After initiation of GH therapy, the men experienced declines in free T4 (mean, –1.09 pmol/L) and reverse T3 (mean, –3.44 pmol/L), whereas free T3 levels increased (mean increase, 0.34 pmol/L); the serum T3/T4 and free T3/reverse T3 ratios also rose. Researchers observed an association between a higher dose of GH and greater decline in serum T4 (r = –0.583; P = .007). Serum TSH levels did not change during the study period, nor did serum thyroglobulin or TBG, according to researchers.

“Our results demonstrate a decreased circulating concentration of free T4 in conjunction with an increase in free T3 following replacement of GH,” the researchers wrote. “These alterations occurred despite TSH levels remaining unchanged.”

In subcutaneous fat, DIO2 enzyme activity declined (–11.08 fmol/mg/min; 96% CI, –28.95 to 0.19); DIO1 and DIO3 activities remained unchanged after GH substitution. Researchers noted that the decline of DIO2 activity correlated with the fall in serum T4 and total T4, but not with the changes in T3 or reverse T3.

“Direct measurement of DIO2 enzyme activity did not reveal changes that would explain the alterations observed in the serum levels of thyroid hormones,” the researchers wrote. “Paradoxically, DIO2 activity, in subcutaneous fat, declined following GH replacement.”

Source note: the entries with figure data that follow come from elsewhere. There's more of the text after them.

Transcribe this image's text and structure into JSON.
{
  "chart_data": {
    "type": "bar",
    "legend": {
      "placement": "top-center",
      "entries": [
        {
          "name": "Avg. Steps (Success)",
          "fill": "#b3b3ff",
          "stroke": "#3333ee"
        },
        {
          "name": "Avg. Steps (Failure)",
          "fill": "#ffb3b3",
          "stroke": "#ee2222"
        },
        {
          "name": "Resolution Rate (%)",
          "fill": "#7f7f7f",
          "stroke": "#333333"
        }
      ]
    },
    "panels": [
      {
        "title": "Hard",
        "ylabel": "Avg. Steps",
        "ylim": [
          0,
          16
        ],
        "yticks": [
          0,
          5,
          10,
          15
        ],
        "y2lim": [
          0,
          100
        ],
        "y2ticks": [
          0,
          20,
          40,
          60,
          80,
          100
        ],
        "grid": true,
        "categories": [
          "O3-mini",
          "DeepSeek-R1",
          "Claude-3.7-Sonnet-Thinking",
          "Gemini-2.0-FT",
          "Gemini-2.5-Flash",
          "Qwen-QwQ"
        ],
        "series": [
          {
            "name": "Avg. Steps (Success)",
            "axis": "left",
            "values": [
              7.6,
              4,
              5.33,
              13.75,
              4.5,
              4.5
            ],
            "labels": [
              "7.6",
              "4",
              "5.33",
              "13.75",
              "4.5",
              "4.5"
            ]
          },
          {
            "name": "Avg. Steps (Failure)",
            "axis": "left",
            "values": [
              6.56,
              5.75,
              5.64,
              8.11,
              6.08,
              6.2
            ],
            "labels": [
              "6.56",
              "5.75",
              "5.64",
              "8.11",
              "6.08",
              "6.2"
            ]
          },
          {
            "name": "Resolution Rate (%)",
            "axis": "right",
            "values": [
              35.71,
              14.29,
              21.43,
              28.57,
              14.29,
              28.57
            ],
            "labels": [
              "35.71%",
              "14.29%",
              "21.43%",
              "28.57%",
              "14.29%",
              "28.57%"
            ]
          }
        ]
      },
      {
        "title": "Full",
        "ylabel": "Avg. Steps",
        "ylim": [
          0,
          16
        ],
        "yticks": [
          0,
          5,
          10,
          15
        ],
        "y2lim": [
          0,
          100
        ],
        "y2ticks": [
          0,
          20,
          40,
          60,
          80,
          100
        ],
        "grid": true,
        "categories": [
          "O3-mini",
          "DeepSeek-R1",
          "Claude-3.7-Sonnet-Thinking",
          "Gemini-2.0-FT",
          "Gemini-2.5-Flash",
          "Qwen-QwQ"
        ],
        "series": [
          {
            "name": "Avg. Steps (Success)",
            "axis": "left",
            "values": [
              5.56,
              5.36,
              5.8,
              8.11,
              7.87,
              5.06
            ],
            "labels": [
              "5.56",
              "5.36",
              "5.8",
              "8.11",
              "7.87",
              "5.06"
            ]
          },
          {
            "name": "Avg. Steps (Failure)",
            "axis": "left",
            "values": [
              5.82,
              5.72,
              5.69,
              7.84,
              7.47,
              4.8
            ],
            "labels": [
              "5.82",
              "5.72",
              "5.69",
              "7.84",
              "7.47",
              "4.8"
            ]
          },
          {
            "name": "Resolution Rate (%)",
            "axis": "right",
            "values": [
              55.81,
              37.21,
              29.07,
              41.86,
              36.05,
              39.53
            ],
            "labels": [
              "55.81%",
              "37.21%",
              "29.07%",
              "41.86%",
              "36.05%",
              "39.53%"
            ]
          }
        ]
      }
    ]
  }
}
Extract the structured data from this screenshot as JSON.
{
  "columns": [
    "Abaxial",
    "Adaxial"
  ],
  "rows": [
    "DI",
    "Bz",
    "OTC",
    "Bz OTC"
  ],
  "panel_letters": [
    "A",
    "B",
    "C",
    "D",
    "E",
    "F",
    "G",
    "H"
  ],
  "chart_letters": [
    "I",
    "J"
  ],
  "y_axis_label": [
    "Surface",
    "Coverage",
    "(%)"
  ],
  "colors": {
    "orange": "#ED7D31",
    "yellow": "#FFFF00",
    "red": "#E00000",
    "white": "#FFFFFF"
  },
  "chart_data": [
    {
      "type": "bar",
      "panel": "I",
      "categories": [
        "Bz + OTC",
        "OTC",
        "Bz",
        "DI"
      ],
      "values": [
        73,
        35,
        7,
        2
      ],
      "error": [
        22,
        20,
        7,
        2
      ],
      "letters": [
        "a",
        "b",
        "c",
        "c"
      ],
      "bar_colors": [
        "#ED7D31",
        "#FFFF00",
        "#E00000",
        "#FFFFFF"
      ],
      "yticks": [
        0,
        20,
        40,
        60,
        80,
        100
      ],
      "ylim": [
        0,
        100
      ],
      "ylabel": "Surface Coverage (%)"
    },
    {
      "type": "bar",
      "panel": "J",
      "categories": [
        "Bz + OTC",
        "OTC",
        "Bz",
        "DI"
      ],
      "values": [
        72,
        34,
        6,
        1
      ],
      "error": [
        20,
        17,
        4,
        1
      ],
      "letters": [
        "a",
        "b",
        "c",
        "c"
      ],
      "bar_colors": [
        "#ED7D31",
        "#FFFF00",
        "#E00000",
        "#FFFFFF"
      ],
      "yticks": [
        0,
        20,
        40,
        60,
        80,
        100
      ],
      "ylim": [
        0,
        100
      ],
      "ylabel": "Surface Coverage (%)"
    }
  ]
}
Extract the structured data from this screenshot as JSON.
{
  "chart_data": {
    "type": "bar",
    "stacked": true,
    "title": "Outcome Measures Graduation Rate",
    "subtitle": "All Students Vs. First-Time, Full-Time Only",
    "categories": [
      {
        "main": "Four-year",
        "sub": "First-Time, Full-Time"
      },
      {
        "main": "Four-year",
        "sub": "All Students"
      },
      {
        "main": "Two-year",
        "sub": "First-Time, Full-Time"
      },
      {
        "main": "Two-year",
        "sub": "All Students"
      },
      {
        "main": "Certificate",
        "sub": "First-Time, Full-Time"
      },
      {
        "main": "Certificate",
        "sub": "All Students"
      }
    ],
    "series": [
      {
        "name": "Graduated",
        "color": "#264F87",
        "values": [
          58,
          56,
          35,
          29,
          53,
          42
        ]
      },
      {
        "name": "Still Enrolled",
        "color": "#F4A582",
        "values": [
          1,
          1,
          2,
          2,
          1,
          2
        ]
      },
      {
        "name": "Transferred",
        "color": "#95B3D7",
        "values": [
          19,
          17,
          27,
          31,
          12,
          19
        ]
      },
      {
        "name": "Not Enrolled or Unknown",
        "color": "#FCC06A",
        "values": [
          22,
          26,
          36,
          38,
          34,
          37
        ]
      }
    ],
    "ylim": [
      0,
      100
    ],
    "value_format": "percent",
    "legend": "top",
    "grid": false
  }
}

The researchers suggested several possible mechanisms for the unexpected observation. GH therapy is known to cause lipolysis, they wrote, and a reduction in DIO2 activity could be an attempt to protect fat tissue from the additional lipolytic action of T3. The rise in T3 could also be explained by a reduced clearance of T3 due to attenuated DIO3 activity, they wrote. – by Regina Schaffer

Disclosure: The researchers report no relevant financial disclosures.